Desa Terindah dengan Masyarakat Beradat dan Bermartabat


            Desa Pariangan terletak di Luhak Tanah Datar (Luhak Nan Tuo), dinamakan dengan luhak nan tuo karena luhak ini diyakini sebagai luhak pertama yang terbentuk di Minangkabau dan disinilah terdapatnya nagari tertua di Minangkabau yaitu nagari Pariangan. Kondisi Sosiologis Masyarakat disini digambarkan dalam Tambo sebagai “Buminyo Lembang, Aia nyo Tawa, Ikannyo Banyak (Buminya Lembang, Airnya Tawar dan Ikannya Banyak).[1]
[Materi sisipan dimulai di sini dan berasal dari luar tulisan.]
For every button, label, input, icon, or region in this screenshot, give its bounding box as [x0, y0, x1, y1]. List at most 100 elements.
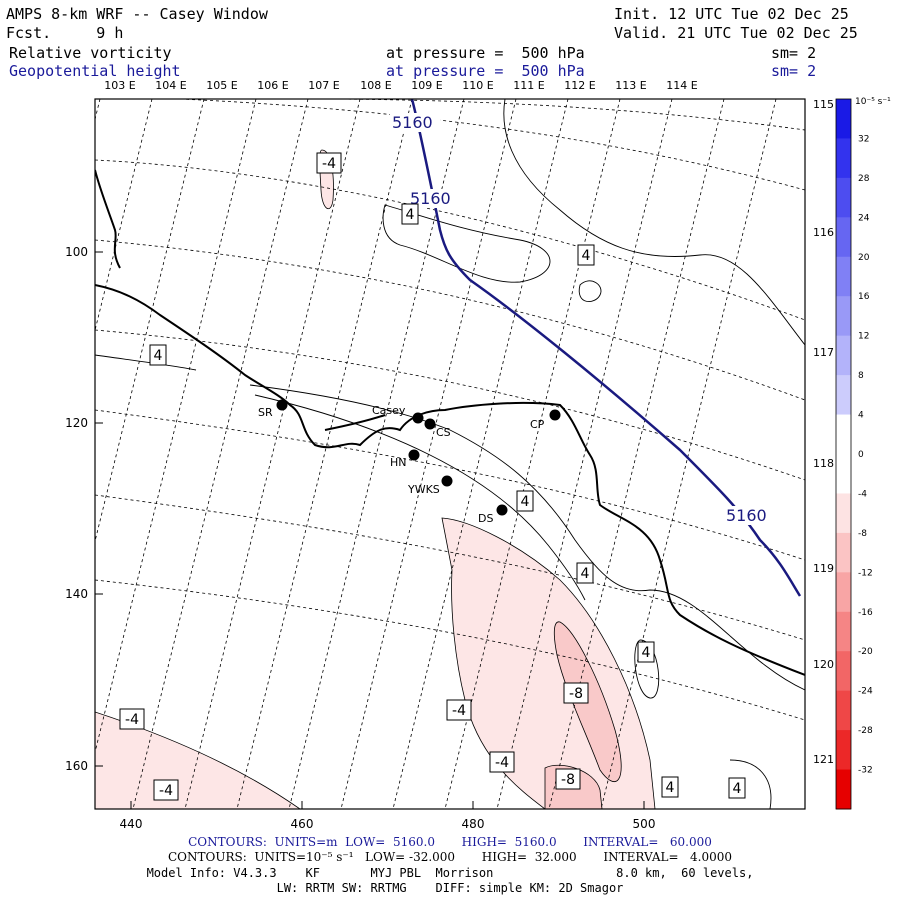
svg-text:4: 4 [666, 780, 675, 796]
top-lon-label: 112 E [564, 79, 595, 92]
lat-lon-grid [95, 99, 805, 809]
colorbar-segment [836, 493, 851, 534]
vorticity-label: 4 [576, 562, 594, 584]
colorbar-segment [836, 138, 851, 179]
vorticity-label: 4 [149, 344, 167, 366]
plot-frame [94, 98, 806, 810]
station-cs: CS [424, 418, 451, 439]
top-lon-label: 107 E [308, 79, 339, 92]
colorbar-tick: 12 [858, 332, 869, 342]
top-lon-label: 104 E [155, 79, 186, 92]
station-ds: DS [478, 504, 508, 525]
station-label: HN [390, 456, 407, 469]
station-sr: SR [258, 399, 288, 419]
colorbar-tick: 20 [858, 253, 870, 263]
colorbar-tick: -16 [858, 608, 873, 618]
station-ywks: YWKS [407, 475, 453, 496]
colorbar-tick: -24 [858, 687, 873, 697]
colorbar-segment [836, 177, 851, 218]
colorbar-tick: -32 [858, 766, 873, 776]
station-label: DS [478, 512, 493, 525]
field1-smoothing: sm= 2 [771, 44, 817, 62]
colorbar-segment [836, 730, 851, 771]
top-lon-label: 109 E [411, 79, 442, 92]
colorbar-segment [836, 454, 851, 494]
field1-level: at pressure = 500 hPa [386, 44, 585, 62]
vorticity-label: -4 [446, 699, 472, 721]
svg-text:-4: -4 [495, 755, 509, 771]
colorbar-tick: -12 [858, 568, 873, 578]
forecast-hour: Fcst. 9 h [6, 24, 124, 42]
vorticity-label: 4 [401, 203, 419, 225]
field1-name: Relative vorticity [9, 44, 172, 62]
y-tick-label: 100 [65, 245, 88, 259]
colorbar-segment [836, 572, 851, 613]
top-lon-label: 113 E [615, 79, 646, 92]
svg-text:4: 4 [406, 207, 415, 223]
svg-text:4: 4 [642, 645, 651, 661]
station-label: SR [258, 406, 273, 419]
colorbar-segment [836, 611, 851, 652]
station-casey: Casey [372, 404, 424, 424]
colorbar-tick: 8 [858, 371, 864, 381]
svg-text:-8: -8 [561, 772, 575, 788]
station-label: Casey [372, 404, 406, 417]
svg-text:-4: -4 [452, 703, 466, 719]
colorbar-segment [836, 769, 851, 810]
height-label: 5160 [726, 506, 767, 525]
vorticity-label: -4 [153, 779, 179, 801]
station-label: CS [436, 426, 451, 439]
colorbar-tick: 24 [858, 213, 870, 223]
colorbar-segment [836, 651, 851, 692]
svg-text:4: 4 [154, 348, 163, 364]
vorticity-contour-info: CONTOURS: UNITS=10⁻⁵ s⁻¹ LOW= -32.000 HI… [168, 850, 732, 864]
svg-text:-4: -4 [322, 156, 336, 172]
colorbar-segment [836, 99, 851, 139]
vorticity-label: -8 [555, 768, 581, 790]
top-lon-label: 110 E [462, 79, 493, 92]
valid-time: Valid. 21 UTC Tue 02 Dec 25 [614, 24, 858, 42]
top-lon-label: 103 E [104, 79, 135, 92]
svg-text:-4: -4 [125, 712, 139, 728]
colorbar-tick: 4 [858, 411, 864, 421]
y-tick-label: 140 [65, 587, 88, 601]
coastline [95, 169, 805, 676]
colorbar-segment [836, 296, 851, 337]
model-info: Model Info: V4.3.3 KF MYJ PBL Morrison 8… [146, 866, 754, 880]
station-cp: CP [530, 409, 561, 431]
colorbar-tick: -8 [858, 529, 867, 539]
colorbar-unit: 10⁻⁵ s⁻¹ [855, 97, 891, 107]
field2-level: at pressure = 500 hPa [386, 62, 585, 80]
field2-smoothing: sm= 2 [771, 62, 817, 80]
physics-info: LW: RRTM SW: RRTMG DIFF: simple KM: 2D S… [276, 881, 624, 895]
vorticity-label: 4 [637, 641, 655, 663]
colorbar-tick: -20 [858, 647, 873, 657]
vorticity-label: -4 [119, 708, 145, 730]
vorticity-label: -4 [316, 152, 342, 174]
colorbar-tick: -28 [858, 726, 873, 736]
colorbar: 10⁻⁵ s⁻¹ 32 28 24 20 16 12 8 4 0 -4 -8 -12 -16 -20 -24 -… [835, 97, 891, 810]
svg-text:-8: -8 [569, 686, 583, 702]
station-label: YWKS [407, 483, 440, 496]
colorbar-segment [836, 532, 851, 573]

   Ini mengindikasikan bahwa masyarakat disini sangat menjunjung nilai-nilai kebersamaan dan memiliki budi pekerti yang bagus serta menyayangi antar sesama. Maka sangat pantas bahwa kiblat adat di Minangkabau ini kepada Pariangan, sesuai dengan pepatah adat: “Baradaik ka Pariangan, Barajo ka Pagaruyuang”. Ungkapan ini mengindikasikan kalau masyarakat Pariangan bermartabat dan menjunjung tinggi nilai-nilai adat yang berlaku di tengah-tengah masyarakat.

Nilai adat tersebut juga berafiliasi dengan nilai-nilai agama dan saling ketergantungan antara satu dengan yang lain ; Si Muncak mati tarambau, ka Ladang mambao Ladiang, lukolah paho kaduonyo, Adat jo Syara’ di Minangkabau, ibarat Aua jo Tabiang, sanda manyanda kaduonyo.[2] Pepatah adat ini mengindikasikan bahwa Adat memiliki hubungan yang erat dengan nilai-nilai agama. Ini dapat kita lihat dari arsitek bangunan Rumah Gadang yang Paling atas yaitu Gonjoang. Bintang di Puncaknya melambangkan ketuhanan yang maha esa sedangkan Segi lima yang melingkarinya melambangkan Pancasila dasar negara Republik Indonesia.


Dalam rangka melestarikan adat, kebudayaan, agama dan pembangunan di Nagari Pariangan tidak bisa dilepaskan dari peran serta Tungku Tigo Sajarangan atau Tali Tigo Sapilin.[1] Tungku Tigo Sajarangan ini adalah Niniak Mamak, Alim Ulama dan Cadiak Pandai, sesuai dengan pepatah adat: “Panghulu lantai nagari, cadiak pandai pagaran kokoh, alim ulama suluah bendang, bundo kanduang hiasan kampuang”. Ketiga unsur ini menjadi panutan dalam kehidupan baik beradat, beragama dan bermasyarakat. 

Ketiga unsur ini memeliki hubungan emosional yang bagus, saling mensupport antara yang satu dengan yang lain, meskipun niniak mamak (penghulu) memiliki kedudukan tertinggi secara adat di Pariangan, namun tetap mau bergaul dan dekat dengan pemuda sehingga pemuda bisa menempatkan dirinya sebagai kemenakan yang patuh pada pemimpinnya. Tokoh Alim Ulama dan Cadiak Pandai juga sangat membuka diri dengan pemuda Pariangan dengan ikut dalam berbagai aktivitas pemuda seperti olahraga dan Kesenian sehingga tidak adalagi gap antara yang satu dengan yang lain.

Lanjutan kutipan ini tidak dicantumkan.